In the snows of Davos, two brand new southern African leaders are attempting to persuade the world that they have a good story to tell.
By Martin Plaut
South Africa’s Cyril Ramaphosa is not yet president, but he is leading his country’s delegation. He is joined by the new president of Zimbabwe, Emmerson Mnangagwa, who ousted his old ally and mentor, Robert Mugabe in an (almost) bloodless coup last November.
Both face internal crises which will take years to resolve; both have tarnished pasts, yet both represent a moment of hope for the region.
The situation in South Africa is dire. As an official report stated plainly, the country’s major institutions have come close to being “captured” by the ruling elite.
The report, by an incredibly brave woman, Thuli Madonsela, showed how the state’s resources were being syphoned off for the benefit of the Zuma family, their Indian backers (the Guptas) and their associates (the Zumas and Guptas deny the allegations).
Matters came to a head in December last year when Ramaphosa narrowly won leadership of the African National Congress.
He beat Zuma’s chosen successor – his former wife and former chair of the African Union Commission, Nkosazana Dlamini-Zuma.
It was a nail-bitingly close contest, which Ramaphosa finally won by 2 440 votes to 2 261, after a three-day congress marked by bitter backroom political infighting.
Since then Ramaphosa has strengthened his position.
Zuma – who remains president of the country despite having lost the presidency of the ANC – is clinging on to power. But commentators suggest that he could be forced to step down within weeks, if not days.
“It’s no longer IF he goes – it’s When and How”, wrote Carien du Plessis. The sense of relief in the ANC that Zuma is departing is enormous. Activists no longer feel bound to defend the indefensible.
Rebuilding confidence (local and international) in South Africa will be no easy task, but Ramaphosa has set about it with a will.
He has overhauled the management of Eskom, the state electricity supply utility. Eskom planned to raise $26bn in the next five years, a sum so large it could have rendered the country at risk of a default.
Goldman Sachs labelled Eskom the biggest risk to the economy. At the same time, the Guptas’ assets have been frozen to prevent them being taken abroad.
Ramaphosa, 65, is one of South Africa’s richest men, thanks to wealth he accumulated after being driven to the margins of politics in 1997.
A cautious negotiator who cut his teeth in the trade union movement, he has enjoyed his financial status. He received considerable stick for his stake the wildlife industry and a $1.5m bid he made for a buffalo in 2012.
It was this – along with his role in the Marikana mine massacre – that lost him a great deal of support. Opponents were able to label him out of touch with the poor who make up the bedrock of the ANC.
If Ramaphosa has some questions to answer, Mnangagwa, 75, has an entire quiz to confront.

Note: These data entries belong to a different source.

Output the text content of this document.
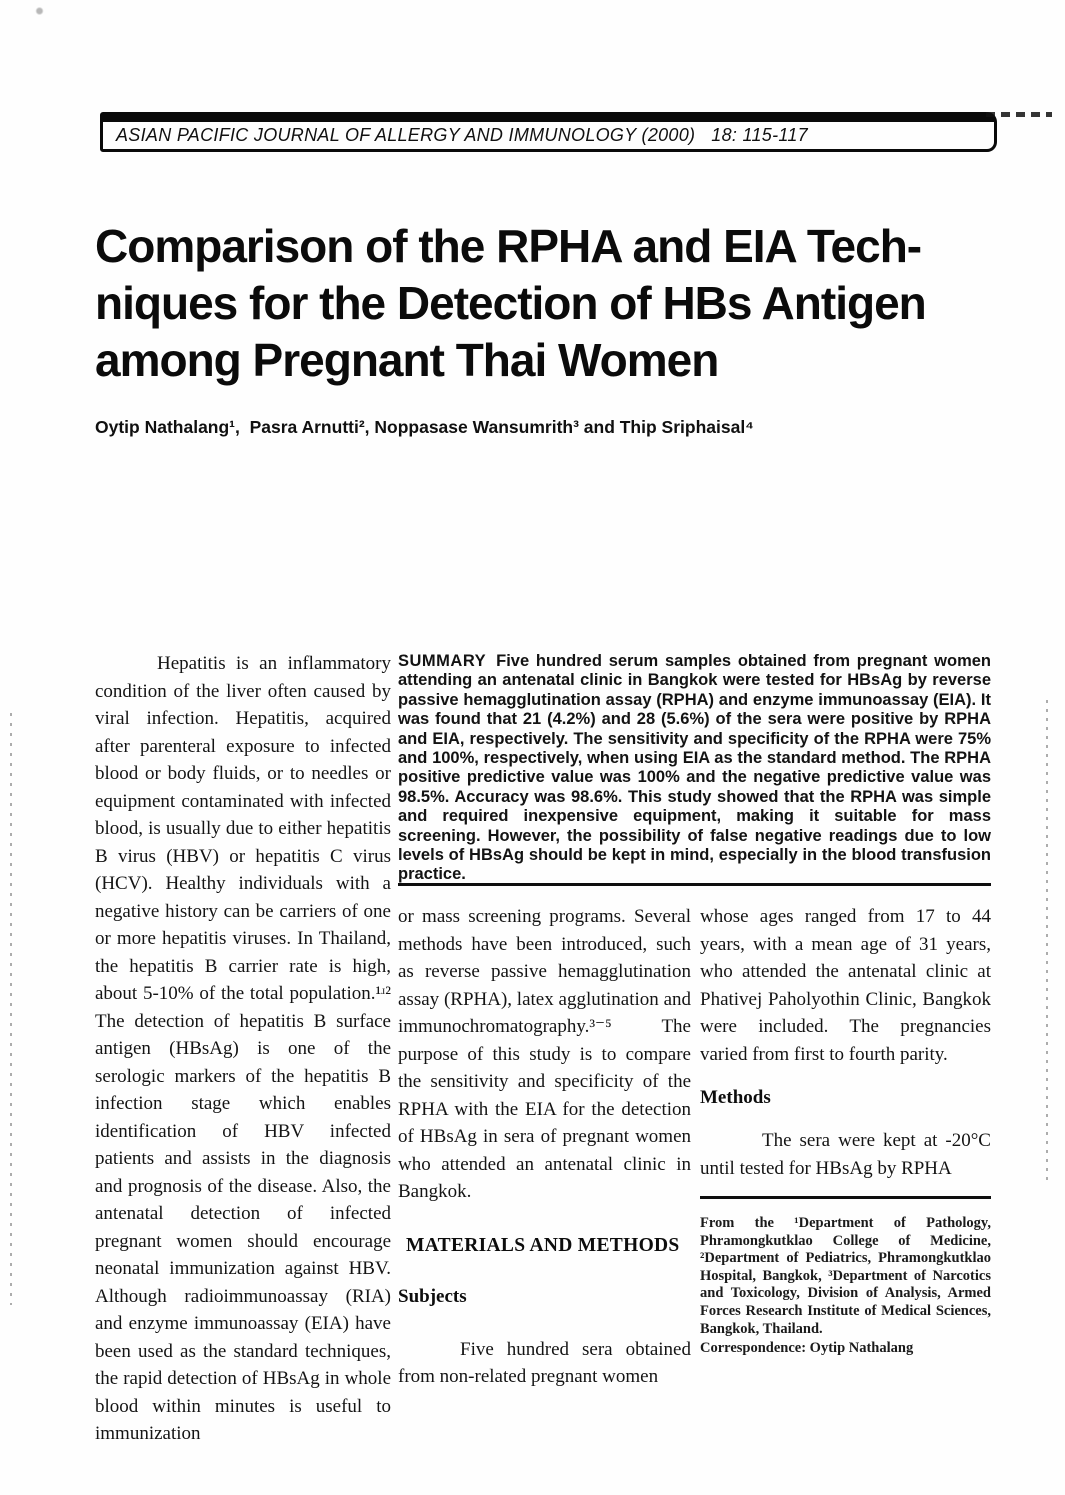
ASIAN PACIFIC JOURNAL OF ALLERGY AND IMMUNOLOGY (2000)   18: 115-117
Comparison of the RPHA and EIA Tech-
niques for the Detection of HBs Antigen
among Pregnant Thai Women
Oytip Nathalang¹,  Pasra Arnutti², Noppasase Wansumrith³ and Thip Sriphaisal⁴

Hepatitis is an inflammatory condition of the liver often caused by viral infection. Hepatitis, acquired after parenteral exposure to infected blood or body fluids, or to needles or equipment contaminated with infected blood, is usually due to either hepatitis B virus (HBV) or hepatitis C virus (HCV). Healthy individuals with a negative history can be carriers of one or more hepatitis viruses. In Thailand, the hepatitis B carrier rate is high, about 5-10% of the total population.¹ʴ² The detection of hepatitis B surface antigen (HBsAg) is one of the serologic markers of the hepatitis B infection stage which enables identification of HBV infected patients and assists in the diagnosis and prognosis of the disease. Also, the antenatal detection of infected pregnant women should encourage neonatal immunization against HBV. Although radioimmunoassay (RIA) and enzyme immunoassay (EIA) have been used as the standard techniques, the rapid detection of HBsAg in whole blood within minutes is useful to immunization

SUMMARY Five hundred serum samples obtained from pregnant women attending an antenatal clinic in Bangkok were tested for HBsAg by reverse passive hemagglutination assay (RPHA) and enzyme immunoassay (EIA). It was found that 21 (4.2%) and 28 (5.6%) of the sera were positive by RPHA and EIA, respectively. The sensitivity and specificity of the RPHA were 75% and 100%, respectively, when using EIA as the standard method. The RPHA positive predictive value was 100% and the negative predictive value was 98.5%. Accuracy was 98.6%. This study showed that the RPHA was simple and required inexpensive equipment, making it suitable for mass screening. However, the possibility of false negative readings due to low levels of HBsAg should be kept in mind, especially in the blood transfusion practice.

or mass screening programs. Several methods have been introduced, such as reverse passive hemagglutination assay (RPHA), latex agglutination and immunochromatography.³⁻⁵ The purpose of this study is to compare the sensitivity and specificity of the RPHA with the EIA for the detection of HBsAg in sera of pregnant women who attended an antenatal clinic in Bangkok.

MATERIALS AND METHODS
Subjects

Five hundred sera obtained from non-related pregnant women

whose ages ranged from 17 to 44 years, with a mean age of 31 years, who attended the antenatal clinic at Phativej Paholyothin Clinic, Bangkok were included. The pregnancies varied from first to fourth parity.

Methods

The sera were kept at -20°C until tested for HBsAg by RPHA

From the ¹Department of Pathology, Phramongkutklao College of Medicine, ²Department of Pediatrics, Phramongkutklao Hospital, Bangkok, ³Department of Narcotics and Toxicology, Division of Analysis, Armed Forces Research Institute of Medical Sciences, Bangkok, Thailand.
Correspondence: Oytip Nathalang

One of Mugabe’s longest serving lieutenants, he knows where all the bodies are buried – many of them literally.
Mnangagwa ran the security ministry in the 1980s when the notorious North Korean trained Fifth Brigade was unleashed on Matabeleland. Although he rebutted claims that he was the enforcer to the New Statesman, few believed his denials.
Subsequently Mnangagwa was involved in elections which were rigged in favour of the ruling party, although he has insisted the process was credible.
The November coup left the military in key positions of authority and they have been no fans of democracy. Questions are already being asked about the planned elections for later this year.
Why then the optimism? In part, because the situation is so dire that almost any change is to be welcomed.
Mnangagwa has promised that the elections will be free and fair and overseen by the international community; that commercial farmers (mostly white) will have their farms restored and that corruption will not be tolerated.
Similarly, Ramaphosa has offered a vision of South Africa with an economy that grows fast enough to erode unemployment, while providing the construction of the roads, hospitals and schools that the country so badly needs.
Such promises have been made repeatedly in the past; none have come to fruition. But the men who now make them have seen what rampant corruption can do to a society.
They are both rich enough not to need to add to their wealth. And they understand that their countrymen and women will give them little leeway if they fail to fulfil their pledges.
They do have another factor on their side: the expanding world economy will require the minerals that both countries are famous for. This should drive up prices and help pay for the desperately required social services.
At the same time, the optimism that came with independence and the end of apartheid has long since evaporated. Politicians in southern Africa – like those in the rest of the world – must be judged by results.